Wrestling is not a sport, it is a spectacle, and it is no more ignoble to attend a wrestled performance of Suffering than a performance of the sorrows of Arnolphe or Andromaque.' Suffering in sport is not merely a noble journey of physical sacrifice, but its own masochistic melodrama, a way of thrashing out complicated internal issues in the crudest of external ways. While pro-wrestling is one of the most injurious sports (or, more accurately, it's sports entertainment), it's generally only hardcore wrestlers who leave blood smears across the ring. A handful of wrestlers have died from brain trauma in or out of the ring. WWE wrestlers, unlike other athletes, have no off-season, and need to power through show after show while living on the road.
Many prominent fighters grew up on what is poetically described as the wrong side of the tracks, though of course their stories of neglect and family violence have gained attention over those that are more pedestrian.

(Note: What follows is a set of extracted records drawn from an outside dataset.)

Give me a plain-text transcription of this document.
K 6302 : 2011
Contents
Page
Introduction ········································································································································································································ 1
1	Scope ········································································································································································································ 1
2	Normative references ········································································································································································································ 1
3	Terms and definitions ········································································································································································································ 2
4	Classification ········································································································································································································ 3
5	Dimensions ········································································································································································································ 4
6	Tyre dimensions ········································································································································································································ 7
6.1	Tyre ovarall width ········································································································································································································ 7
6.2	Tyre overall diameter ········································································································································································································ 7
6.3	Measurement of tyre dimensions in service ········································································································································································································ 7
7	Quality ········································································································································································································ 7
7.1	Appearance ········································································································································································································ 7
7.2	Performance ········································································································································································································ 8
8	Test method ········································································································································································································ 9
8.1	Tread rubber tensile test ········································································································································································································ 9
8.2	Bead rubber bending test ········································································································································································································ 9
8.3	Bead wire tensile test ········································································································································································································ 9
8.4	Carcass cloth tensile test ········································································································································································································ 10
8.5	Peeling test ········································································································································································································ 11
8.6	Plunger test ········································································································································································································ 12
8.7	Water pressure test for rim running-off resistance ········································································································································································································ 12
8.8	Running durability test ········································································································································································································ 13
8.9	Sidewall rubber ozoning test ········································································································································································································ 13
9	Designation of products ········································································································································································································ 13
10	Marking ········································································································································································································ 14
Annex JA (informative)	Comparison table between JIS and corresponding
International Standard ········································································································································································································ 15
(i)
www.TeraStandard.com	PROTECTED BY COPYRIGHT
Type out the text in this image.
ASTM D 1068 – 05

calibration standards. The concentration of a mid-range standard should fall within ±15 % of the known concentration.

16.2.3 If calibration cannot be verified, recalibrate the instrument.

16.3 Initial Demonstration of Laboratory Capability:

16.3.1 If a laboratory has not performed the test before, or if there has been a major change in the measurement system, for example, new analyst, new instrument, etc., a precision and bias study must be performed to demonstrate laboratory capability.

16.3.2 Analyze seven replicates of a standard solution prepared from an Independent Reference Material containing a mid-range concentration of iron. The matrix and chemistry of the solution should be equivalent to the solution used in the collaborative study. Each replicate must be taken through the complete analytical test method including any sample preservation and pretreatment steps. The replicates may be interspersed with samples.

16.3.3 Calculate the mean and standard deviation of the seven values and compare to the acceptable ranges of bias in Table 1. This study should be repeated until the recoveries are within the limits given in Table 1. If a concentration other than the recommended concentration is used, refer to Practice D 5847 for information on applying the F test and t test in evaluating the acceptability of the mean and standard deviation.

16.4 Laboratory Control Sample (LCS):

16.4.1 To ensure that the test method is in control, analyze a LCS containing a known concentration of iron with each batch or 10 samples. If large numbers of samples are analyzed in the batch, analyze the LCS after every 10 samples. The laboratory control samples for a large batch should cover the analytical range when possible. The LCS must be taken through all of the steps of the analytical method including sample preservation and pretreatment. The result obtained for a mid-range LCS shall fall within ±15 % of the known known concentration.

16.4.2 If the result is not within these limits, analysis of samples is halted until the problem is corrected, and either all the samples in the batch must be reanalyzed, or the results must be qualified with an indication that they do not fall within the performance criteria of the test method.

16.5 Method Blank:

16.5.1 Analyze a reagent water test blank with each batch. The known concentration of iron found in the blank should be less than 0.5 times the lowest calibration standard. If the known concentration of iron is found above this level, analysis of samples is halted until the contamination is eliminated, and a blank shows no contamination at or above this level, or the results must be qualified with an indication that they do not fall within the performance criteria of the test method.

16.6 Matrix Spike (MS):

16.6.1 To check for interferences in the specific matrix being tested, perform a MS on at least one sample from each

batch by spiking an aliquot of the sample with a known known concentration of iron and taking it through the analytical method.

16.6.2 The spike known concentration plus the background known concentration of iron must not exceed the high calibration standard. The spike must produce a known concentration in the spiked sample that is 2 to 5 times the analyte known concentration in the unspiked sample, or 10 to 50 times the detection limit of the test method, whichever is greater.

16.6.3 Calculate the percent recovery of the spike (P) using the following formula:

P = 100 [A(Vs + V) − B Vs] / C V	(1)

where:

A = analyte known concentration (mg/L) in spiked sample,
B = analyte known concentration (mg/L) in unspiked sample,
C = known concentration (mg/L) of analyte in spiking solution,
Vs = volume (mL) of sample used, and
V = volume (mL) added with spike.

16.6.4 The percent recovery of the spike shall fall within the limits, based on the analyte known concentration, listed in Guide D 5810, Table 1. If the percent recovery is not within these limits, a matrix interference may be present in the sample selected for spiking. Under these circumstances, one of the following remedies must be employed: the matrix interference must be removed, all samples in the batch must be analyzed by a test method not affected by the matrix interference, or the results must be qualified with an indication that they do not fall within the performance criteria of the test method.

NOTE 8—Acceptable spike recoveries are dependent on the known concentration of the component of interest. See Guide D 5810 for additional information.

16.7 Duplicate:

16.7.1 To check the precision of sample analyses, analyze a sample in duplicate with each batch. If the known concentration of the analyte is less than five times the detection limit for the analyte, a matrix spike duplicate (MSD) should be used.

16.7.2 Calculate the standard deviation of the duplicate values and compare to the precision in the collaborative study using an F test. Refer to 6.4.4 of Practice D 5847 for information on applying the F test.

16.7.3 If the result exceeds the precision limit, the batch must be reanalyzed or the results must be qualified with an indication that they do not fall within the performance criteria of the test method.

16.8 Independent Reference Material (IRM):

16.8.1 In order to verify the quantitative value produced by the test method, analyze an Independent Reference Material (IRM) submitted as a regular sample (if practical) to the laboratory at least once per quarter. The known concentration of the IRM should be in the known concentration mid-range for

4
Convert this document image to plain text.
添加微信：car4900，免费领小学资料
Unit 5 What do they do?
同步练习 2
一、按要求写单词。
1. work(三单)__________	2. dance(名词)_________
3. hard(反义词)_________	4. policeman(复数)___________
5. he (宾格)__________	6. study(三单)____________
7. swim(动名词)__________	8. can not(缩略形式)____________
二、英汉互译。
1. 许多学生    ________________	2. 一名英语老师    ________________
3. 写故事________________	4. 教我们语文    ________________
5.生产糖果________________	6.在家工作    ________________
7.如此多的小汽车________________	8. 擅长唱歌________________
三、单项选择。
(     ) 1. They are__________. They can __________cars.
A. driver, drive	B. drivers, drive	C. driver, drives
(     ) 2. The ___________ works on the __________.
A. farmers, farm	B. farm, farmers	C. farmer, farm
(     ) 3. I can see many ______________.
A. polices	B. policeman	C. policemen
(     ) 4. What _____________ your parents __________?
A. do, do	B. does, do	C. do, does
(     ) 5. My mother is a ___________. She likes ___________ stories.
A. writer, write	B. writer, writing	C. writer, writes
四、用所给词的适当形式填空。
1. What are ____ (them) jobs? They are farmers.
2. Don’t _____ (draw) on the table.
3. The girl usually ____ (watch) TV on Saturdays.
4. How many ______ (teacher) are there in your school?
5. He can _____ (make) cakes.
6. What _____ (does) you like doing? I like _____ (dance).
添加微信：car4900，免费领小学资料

Eugene S. Robinson argues that combat athletes, boxers, kickboxers and MMA fighters, bear the burden of being too handsome, which naturally leads them to become targets in bar rooms and parking lots. Once seen as the scrapyard for fighters, bare-knuckle boxing is gaining legitimacy as a sport, in the way that MMA transitioned from what in the 1990s Senator John McCain called 'human cockfighting' to a multi-billion-dollar industry. Professional fighting calls for a pantomime of feuds, which necessitates anger and ego, even if that's embellished a few notches.